Title : Inhibitor activity and resistance mechanism of compound BTD7 against Mycobacterium tuberculosis
Abstract:
Background: Tuberculosis (TB) continues to pose a significant public health challenge as one of the leading causes of infectious diseases from a single infectious pathogen, M. tuberculosis. In light of the stagnant progress in novel tuberculosis drug development over the past five decades, there is an urgent need for innovative therapeutic strategies. This research aimed to characterize the efficacy of the novel compound BTD7 against M. tuberculosis and to elucidate its mechanism of action and associated resistance pathways.

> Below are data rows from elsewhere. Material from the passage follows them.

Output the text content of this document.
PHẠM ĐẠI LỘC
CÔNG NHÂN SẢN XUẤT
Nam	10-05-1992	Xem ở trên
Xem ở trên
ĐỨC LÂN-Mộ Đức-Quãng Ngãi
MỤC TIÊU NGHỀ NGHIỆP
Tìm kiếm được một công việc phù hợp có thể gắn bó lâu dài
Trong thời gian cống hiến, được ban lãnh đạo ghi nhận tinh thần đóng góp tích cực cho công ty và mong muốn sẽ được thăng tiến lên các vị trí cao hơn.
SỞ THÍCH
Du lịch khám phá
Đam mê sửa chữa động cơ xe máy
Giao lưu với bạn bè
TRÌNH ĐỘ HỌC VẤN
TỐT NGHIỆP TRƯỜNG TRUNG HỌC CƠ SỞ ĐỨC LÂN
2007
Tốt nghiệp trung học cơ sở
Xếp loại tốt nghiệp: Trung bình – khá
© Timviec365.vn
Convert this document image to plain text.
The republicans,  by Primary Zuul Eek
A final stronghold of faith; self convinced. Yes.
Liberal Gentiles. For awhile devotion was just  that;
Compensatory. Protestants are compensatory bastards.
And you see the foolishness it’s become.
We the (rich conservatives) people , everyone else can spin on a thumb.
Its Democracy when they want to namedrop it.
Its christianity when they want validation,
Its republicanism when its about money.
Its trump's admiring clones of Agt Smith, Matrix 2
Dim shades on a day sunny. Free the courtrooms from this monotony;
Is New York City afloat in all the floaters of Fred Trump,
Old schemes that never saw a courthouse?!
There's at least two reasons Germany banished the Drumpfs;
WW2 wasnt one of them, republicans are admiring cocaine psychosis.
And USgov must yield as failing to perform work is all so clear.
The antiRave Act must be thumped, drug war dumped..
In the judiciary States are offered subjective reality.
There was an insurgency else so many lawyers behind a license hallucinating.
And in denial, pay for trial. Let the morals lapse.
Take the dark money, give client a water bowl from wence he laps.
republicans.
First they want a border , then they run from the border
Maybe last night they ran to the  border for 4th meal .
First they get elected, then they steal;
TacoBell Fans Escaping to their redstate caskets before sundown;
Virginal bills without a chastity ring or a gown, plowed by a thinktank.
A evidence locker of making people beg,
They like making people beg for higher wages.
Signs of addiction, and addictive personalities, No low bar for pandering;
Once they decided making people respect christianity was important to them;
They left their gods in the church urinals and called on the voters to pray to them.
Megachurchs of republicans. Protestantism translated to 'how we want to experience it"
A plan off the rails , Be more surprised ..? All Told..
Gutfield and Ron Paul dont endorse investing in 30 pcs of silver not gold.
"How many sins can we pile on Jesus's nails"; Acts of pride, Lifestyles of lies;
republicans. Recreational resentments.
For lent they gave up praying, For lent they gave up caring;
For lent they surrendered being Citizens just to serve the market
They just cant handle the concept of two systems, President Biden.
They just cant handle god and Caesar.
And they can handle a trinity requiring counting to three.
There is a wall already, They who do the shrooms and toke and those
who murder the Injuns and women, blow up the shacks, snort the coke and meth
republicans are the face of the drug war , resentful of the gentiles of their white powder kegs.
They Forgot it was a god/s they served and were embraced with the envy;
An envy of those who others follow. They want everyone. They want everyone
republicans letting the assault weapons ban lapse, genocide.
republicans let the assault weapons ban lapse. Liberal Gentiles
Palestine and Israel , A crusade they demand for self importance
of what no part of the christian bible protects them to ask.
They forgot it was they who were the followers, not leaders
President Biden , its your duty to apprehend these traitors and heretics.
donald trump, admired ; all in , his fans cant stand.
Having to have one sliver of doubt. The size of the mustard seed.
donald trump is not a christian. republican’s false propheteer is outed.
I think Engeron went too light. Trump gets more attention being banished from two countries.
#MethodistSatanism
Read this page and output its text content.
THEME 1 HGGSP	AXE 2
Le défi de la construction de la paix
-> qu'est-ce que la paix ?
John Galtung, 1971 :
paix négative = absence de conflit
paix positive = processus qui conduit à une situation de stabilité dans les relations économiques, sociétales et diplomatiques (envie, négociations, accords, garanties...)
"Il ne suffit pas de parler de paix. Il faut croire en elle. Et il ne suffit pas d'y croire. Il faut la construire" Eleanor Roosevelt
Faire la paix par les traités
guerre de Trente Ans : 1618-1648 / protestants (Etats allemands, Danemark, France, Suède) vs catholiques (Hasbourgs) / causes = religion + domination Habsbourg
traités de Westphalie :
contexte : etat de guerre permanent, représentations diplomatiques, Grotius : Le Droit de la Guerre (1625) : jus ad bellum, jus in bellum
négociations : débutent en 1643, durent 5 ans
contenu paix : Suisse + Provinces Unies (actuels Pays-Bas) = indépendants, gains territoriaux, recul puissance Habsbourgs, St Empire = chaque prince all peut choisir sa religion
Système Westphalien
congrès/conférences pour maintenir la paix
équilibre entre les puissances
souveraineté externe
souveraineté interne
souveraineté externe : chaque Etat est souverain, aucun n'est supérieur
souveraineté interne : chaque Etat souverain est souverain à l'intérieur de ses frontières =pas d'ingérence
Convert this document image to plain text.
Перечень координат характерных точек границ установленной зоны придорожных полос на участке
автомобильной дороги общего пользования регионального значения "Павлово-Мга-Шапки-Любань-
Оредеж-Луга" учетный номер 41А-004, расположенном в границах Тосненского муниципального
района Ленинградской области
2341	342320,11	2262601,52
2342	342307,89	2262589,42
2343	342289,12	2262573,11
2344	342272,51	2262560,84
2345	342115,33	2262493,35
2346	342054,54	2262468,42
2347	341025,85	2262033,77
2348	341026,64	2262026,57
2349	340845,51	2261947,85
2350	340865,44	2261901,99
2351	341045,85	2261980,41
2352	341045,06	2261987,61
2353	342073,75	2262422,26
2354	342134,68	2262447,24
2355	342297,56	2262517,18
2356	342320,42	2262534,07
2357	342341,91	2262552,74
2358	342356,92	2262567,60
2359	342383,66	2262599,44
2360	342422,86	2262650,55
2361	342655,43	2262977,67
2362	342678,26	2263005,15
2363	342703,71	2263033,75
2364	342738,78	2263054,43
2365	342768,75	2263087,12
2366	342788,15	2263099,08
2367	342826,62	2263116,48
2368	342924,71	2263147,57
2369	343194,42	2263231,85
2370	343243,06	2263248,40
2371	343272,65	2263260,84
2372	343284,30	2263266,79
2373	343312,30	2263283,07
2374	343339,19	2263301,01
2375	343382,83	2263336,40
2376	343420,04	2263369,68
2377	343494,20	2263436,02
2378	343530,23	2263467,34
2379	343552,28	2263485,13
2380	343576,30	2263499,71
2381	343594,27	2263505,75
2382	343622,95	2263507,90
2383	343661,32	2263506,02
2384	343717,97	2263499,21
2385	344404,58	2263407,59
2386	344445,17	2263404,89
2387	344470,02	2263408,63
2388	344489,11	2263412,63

Method: M. tuberculosis was subjected to the isolation of spontaneous mutants with different concentrations of BTD7. After three rounds of evolution, BTD7-resistant mutants were isolated and subjected to WGS. The results were confirmed through PCR and Sanger sequencing.
Results: To identify the target and resistance mechanism of BTD7, the novel compound BTD7 demonstrated excellent in vitro activity against Mycobacterium tuberculosis H37Rv, with a minimum inhibitory concentration (MIC) of 0.0078125µg/mL. This potency is significant, placing it among the most active anti-tubercular agents currently under investigation. Time-kill kinetics studies further revealed that BTD7 is bactericidal, achieving a 99.9% reduction in bacterial load within 7 days of exposure at 4x MIC. Crucially, BTD7 maintained its low MIC against a panel of drug-resistant. Specifically, an A266C point mutation was identified, resulting in a non- synonymous amino acid change from Arginine to Leucine at position 266 (R266L) in the PrrB sensor histidine kinase. BTD7 represents a promising new approach to target the PrrB histidine kinase. Resistance primarily arises from target modification (Arg266Leu mutation) in M. tuberculosis. Its potent activity, novel target, and effectiveness against drug-resistant strains warrant its further development as a potential component of new TB drug regimens.
Keywords: Mycobacterium tuberculosis, BTD7, WGS, spontaneous resistant mutants.